Numbers are still going up
-Pool Y on Curve did 52 Million USD Today.
-BTC:USD on Coinbase did 28 Million USD today.-Buying 10 million USDT with USDC on Curve has 0 Slippage.
-Meanwhile on Binance spot, the entire orderbook sell side liquidity is thinner than 1 million. https://t.co/2YR9051ExO pic.twitter.com/NBj6mcN7jN— CL (@CL207) July 19, 2020
“The numbers look pretty good–they all pretty strongly support explosive growth,” but these Defi exchanges have revenue of $0, argued Sam Bankman-Fried, CEO of crypto derivatives platform FTX.
He explained how Bitfinex processed billions of dollars of fiat/stablecoins trades this year but didn't show it in their volume because the exchange doesn't consider it real. They also have relatively high fees, which means their volume is real.
While Bitfinex only traded $35 million on Sunday, “it probably made around $50k on that,” while Defi exchanges traded $100 million and had a revenue of $0.
All of the DeFi trading volume and locked volume is just stablecoins.
“Most of DeFi right now is people locking, trading, and lending stablecoins against each other (…) because at this point, any project with their salt has liquidity incentives,” said Sam.
People are currently buying, selling, borrowing, lending, and locking their stablecoins for pay, which comes from governance tokens that are airdropped on platform users.
As such, the tokens have such huge valuations, “but you can't spend valuation.”
The whole positive feedback cycle is: “Liquidity incentives –> TLV up –> valuation up –> larger incentives –> TLV up more –> …”
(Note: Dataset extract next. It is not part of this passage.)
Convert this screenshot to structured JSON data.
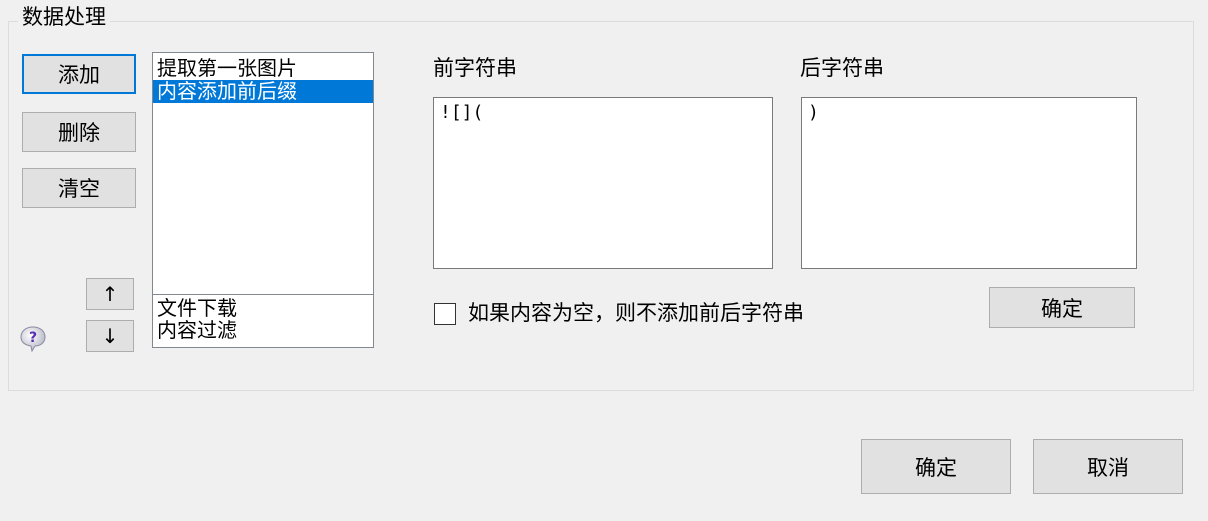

So, it may be creating billions of volume, locked assets, and valuation, but it is not creating revenue or value for users other than the price paid by governance token buyers.
“It's the entire sub-industry. Out of nothing, it made something,” said Sam.
But it doesn't mean what has been “almost entirely hot air and marketing bubbles” would end in rubble rather, DeFi is now facing a choice to be either that or “mark the beginning of the true decentralization of finance” but for that good products need to be built.